Culturally, a deal of sorts has been made where “normal” people reciprocate the altruism shown to them over time, whereas others are “cheaters” who attempt to give back as little as possible.  The individuals who donated food in Bordentown do not fit the model of a cheater, in fact, they don’t appear to have much immediate chance at benefiting from reciprocity.  Another possible sociobiological explanation is that their behavior represents costly signaling.

Costly Signaling

Robert Kurzban, Associate Professor at the University of Pennsylvania, suggests that altruism provides a way for people to signal that they are in the position to be altruistic, or that they have resources to spare.  As Kurzban put it, “the ability to deliver large benefits (at large costs) honestly signals the ability to do so.”  In theory, this display functions like a male peacock’s tail, it will attract partners.
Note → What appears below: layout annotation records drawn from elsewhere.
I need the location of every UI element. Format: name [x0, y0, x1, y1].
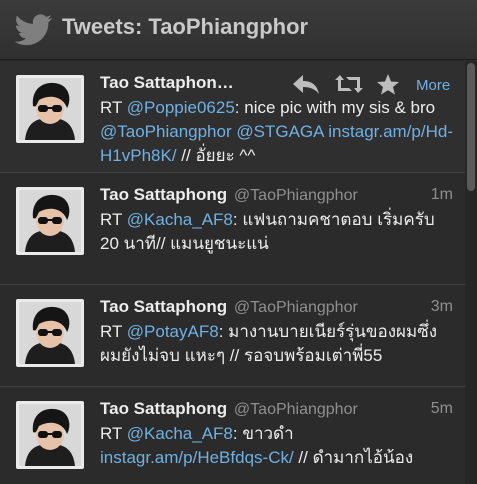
avatar[interactable]: [16, 401, 84, 469]
tweet-timestamp[interactable]: 1m: [431, 186, 453, 204]
tweet-author[interactable]: Tao Sattaphong @TaoPhiangphor: [100, 185, 358, 205]
tweet-author[interactable]: Tao Sattaphong @TaoPhiangphor: [100, 399, 358, 419]
tweet-item[interactable]: Tao Sattaphong @TaoPhiangphor 5m RT @Kac…: [0, 387, 465, 484]
twitter-bird-icon: [14, 13, 54, 47]
mention-link[interactable]: @TaoPhiangphor: [100, 122, 232, 141]
tweet-text-segment: : nice pic with my sis & bro: [234, 98, 436, 117]
tweet-author[interactable]: Tao Sattaphong @TaoPhiangphor: [100, 297, 358, 317]
avatar[interactable]: [16, 299, 84, 367]
mention-link[interactable]: @Kacha_AF8: [127, 424, 233, 443]
author-name[interactable]: Tao Sattaphong: [100, 297, 227, 316]
column-title: Tweets: TaoPhiangphor: [62, 14, 309, 39]
rt-prefix: RT: [100, 210, 127, 229]
tweet-item[interactable]: Tao Sattaphong @TaoPhiangphor 1m RT @Kac…: [0, 173, 465, 285]
tweet-text: RT @PotayAF8: มางานบายเนียร์รุ่นของผมซึ่…: [100, 320, 456, 368]
tweet-list[interactable]: Tao Sattaphon… More RT @Poppie0625: nice…: [0, 61, 465, 484]
scrollbar-thumb[interactable]: [467, 63, 475, 191]
mention-link[interactable]: @Poppie0625: [127, 98, 235, 117]
avatar[interactable]: [16, 75, 84, 143]
author-handle[interactable]: @TaoPhiangphor: [234, 299, 358, 316]
tweet-text: RT @Kacha_AF8: ขาวดำ instagr.am/p/HeBfdq…: [100, 422, 456, 470]
tweet-text: RT @Poppie0625: nice pic with my sis & b…: [100, 96, 456, 168]
tweet-text: RT @Kacha_AF8: แฟนถามคชาตอบ เริ่มครับ 20…: [100, 208, 456, 256]
url-link[interactable]: instagr.am/p/HeBfdqs-Ck/: [100, 448, 294, 467]
tweet-actions: More: [290, 71, 460, 97]
mention-link[interactable]: @Kacha_AF8: [127, 210, 233, 229]
tweet-text-segment: // อั่ยยะ ^^: [176, 146, 256, 165]
rt-prefix: RT: [100, 322, 127, 341]
author-handle[interactable]: @TaoPhiangphor: [234, 187, 358, 204]
more-menu-link[interactable]: More: [416, 77, 450, 94]
tweet-item[interactable]: Tao Sattaphon… More RT @Poppie0625: nice…: [0, 61, 465, 173]
author-name[interactable]: Tao Sattaphon…: [100, 73, 234, 92]
author-name[interactable]: Tao Sattaphong: [100, 399, 227, 418]
author-name[interactable]: Tao Sattaphong: [100, 185, 227, 204]
tweet-author[interactable]: Tao Sattaphon…: [100, 73, 234, 93]
tweet-text-segment: : ขาวดำ: [232, 424, 294, 443]
author-handle[interactable]: @TaoPhiangphor: [234, 401, 358, 418]
rt-prefix: RT: [100, 424, 127, 443]
rt-prefix: RT: [100, 98, 127, 117]
column-header: Tweets: TaoPhiangphor: [0, 0, 477, 60]
tweet-timestamp[interactable]: 5m: [431, 400, 453, 418]
avatar[interactable]: [16, 187, 84, 255]
tweet-item[interactable]: Tao Sattaphong @TaoPhiangphor 3m RT @Pot…: [0, 285, 465, 387]
mention-link[interactable]: @PotayAF8: [127, 322, 219, 341]
tweet-text-segment: // ดำมากไอ้น้อง: [293, 448, 414, 467]
tweet-timestamp[interactable]: 3m: [431, 298, 453, 316]
mention-link[interactable]: @STGAGA: [236, 122, 323, 141]
scrollbar[interactable]: [465, 61, 477, 484]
“Neighbors Helping Neighbors”

We may make a number of other sociological explanations for altruistic behavior, such as the fact that it helps keep society stable, fulfills religious functions, and just makes people feel good. Whatever the individual motivations, the helpful behavior of the people of New Jersey is, as in the words of Assistant Chief Rob Brown, “Neighbors helping neighbors.”


Facebook. Hope Hose Humane Co. # 1. (2012). Accessed November 1, 2012.

Kurzban, R. Evolutionary Explanations for Altruism and Morality: Some Key Distinctions. (2012). The Evolutionary Psychology Blog. Accessed November 1, 2012.

Stanford Encyclopedia of Philosophy. Sociobiology. (2005). Accessed November 1, 2012.